Everybody's talking. The room has become a carnival of surrealist facades, each
containing a joyous form of grief and sorrow reaching from beyond what really are just the
tone, the voice, the attitude. I don't hear a word they're saying, only the sound of the infinite
universes screaming for my attention. The ambiance of those tiny specks of time where
any of these actually makes any sense.
They make me think that maybe life doesn't have any meaning, or maybe life isn't
life at all but just plentiful piles of pain and people packed with pitiful perfectionist
perspectives of perceptively passionate perfectionism. And maybe there is a world out there
that will show me more than just the pain. A boy once showed me a photograph of a star.
Long dead yet still floating in the skies, gazing at the cosmic connection of the human
condition concealed in absolute maximalist absurdity. Then the photograph suddenly
moved. He says it's a mirror. I think it's the universe under my eyes. The alien gloom of an
unforgiving habitat. The world of perpetual blackness below that once was home to my
nuclear heart. There was something here once but there is something else now, something
so wonderfully weird. A tearful eye watching me from above, a blood-stained knife thrown
at the good tree, a poem written on the back of my hand, scattered pieces of a heart made
from wax, and even a silhouette of a woman I do not know but cares so deeply. I asked her
what is going on. I stood still, answered by my own echo.

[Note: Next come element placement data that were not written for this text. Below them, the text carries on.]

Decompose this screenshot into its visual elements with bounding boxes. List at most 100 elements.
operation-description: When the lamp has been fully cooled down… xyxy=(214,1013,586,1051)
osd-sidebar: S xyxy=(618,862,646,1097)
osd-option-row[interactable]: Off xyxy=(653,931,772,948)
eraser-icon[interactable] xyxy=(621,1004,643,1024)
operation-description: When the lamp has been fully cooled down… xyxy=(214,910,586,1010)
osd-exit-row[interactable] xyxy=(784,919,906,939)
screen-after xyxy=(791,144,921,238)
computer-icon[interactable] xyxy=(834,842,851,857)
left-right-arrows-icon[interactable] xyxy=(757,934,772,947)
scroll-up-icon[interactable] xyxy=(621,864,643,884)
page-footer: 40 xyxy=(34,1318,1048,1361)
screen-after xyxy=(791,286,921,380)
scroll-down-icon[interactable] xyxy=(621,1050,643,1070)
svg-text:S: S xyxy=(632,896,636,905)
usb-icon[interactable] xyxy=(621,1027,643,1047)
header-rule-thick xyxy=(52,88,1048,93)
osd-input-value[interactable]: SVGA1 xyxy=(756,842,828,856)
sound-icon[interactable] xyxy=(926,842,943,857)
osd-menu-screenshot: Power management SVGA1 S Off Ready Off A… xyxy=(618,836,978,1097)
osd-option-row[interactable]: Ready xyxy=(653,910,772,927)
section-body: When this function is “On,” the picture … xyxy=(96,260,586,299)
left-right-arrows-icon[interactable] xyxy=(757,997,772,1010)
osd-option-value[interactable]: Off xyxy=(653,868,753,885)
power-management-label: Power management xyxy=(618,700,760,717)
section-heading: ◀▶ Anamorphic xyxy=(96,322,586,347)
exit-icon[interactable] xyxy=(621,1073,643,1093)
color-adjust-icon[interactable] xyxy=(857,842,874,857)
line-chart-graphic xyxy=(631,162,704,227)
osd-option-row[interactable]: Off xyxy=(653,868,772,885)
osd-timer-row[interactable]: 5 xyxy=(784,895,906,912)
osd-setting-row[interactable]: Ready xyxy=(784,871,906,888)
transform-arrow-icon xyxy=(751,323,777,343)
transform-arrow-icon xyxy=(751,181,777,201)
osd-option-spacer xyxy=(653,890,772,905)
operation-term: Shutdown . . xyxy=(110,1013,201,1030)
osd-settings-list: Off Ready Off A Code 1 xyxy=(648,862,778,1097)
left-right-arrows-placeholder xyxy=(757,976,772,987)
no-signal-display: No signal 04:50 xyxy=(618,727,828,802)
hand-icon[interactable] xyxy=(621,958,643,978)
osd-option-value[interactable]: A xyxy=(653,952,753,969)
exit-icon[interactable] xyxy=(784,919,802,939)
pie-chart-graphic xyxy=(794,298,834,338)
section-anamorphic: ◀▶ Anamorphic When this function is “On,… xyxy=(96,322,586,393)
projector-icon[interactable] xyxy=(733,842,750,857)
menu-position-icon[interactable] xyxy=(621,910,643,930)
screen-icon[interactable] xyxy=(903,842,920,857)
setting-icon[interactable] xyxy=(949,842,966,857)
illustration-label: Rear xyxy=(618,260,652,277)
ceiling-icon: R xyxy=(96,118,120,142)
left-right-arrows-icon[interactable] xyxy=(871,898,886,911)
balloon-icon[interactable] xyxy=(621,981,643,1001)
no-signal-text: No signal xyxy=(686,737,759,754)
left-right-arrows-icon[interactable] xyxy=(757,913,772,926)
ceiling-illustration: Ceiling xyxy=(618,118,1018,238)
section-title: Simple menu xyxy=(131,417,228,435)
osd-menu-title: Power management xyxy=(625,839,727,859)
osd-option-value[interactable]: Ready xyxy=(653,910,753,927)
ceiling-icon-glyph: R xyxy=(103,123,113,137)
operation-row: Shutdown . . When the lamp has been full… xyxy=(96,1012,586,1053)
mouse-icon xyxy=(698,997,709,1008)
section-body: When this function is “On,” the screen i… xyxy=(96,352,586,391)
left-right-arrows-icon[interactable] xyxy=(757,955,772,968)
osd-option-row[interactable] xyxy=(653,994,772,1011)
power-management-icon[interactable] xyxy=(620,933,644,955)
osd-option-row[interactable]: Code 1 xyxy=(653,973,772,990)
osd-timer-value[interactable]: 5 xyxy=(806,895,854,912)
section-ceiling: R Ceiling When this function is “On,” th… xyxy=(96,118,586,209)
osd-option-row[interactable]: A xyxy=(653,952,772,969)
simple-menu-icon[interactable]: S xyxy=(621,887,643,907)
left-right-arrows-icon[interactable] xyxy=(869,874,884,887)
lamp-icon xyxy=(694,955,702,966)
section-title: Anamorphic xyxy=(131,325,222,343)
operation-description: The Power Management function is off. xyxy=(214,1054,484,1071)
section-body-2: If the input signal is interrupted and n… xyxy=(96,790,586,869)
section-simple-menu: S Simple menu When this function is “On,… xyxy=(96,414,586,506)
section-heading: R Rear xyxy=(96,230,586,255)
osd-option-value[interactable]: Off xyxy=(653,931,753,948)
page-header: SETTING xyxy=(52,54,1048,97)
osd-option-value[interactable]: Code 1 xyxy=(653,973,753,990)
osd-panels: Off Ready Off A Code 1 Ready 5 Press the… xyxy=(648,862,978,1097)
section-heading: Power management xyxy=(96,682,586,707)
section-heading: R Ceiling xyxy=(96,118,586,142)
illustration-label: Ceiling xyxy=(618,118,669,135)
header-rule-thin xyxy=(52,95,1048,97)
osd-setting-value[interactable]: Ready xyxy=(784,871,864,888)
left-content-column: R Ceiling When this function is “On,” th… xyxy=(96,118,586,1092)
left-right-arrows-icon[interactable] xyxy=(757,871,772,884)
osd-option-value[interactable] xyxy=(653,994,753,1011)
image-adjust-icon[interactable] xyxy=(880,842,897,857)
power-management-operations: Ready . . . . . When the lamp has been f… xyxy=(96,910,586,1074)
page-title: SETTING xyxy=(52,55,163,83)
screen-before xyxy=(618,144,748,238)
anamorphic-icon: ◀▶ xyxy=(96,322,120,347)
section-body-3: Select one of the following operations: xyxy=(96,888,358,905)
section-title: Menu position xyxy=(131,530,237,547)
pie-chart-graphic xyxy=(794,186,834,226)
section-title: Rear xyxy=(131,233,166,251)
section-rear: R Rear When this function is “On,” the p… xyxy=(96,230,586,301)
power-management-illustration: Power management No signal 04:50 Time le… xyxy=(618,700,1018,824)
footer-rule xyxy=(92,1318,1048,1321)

My human body is out there, hidden in the depths of those foggy clouds. The soft
summer grass evoking unending happiness while I stand still under the light rain. Clothes
and various things from my suitcase dropped dead on the wet concrete. Has anybody seen
my pants? I haven't been paying any attention lately. I miss being around. I can leave
whenever I want, I have time, but I know at some point someone somewhere will care. So
let the remaining days be aimless, let every move be free. This is a strange world and here
we are, trying to make sense of it all when the only way to not feel the pain is to not feel
anything at all. The only way to live is to leave. It doesn't make sense, but then what does
make sense? The sun feels so nice today. It makes me wonder; it makes me wander.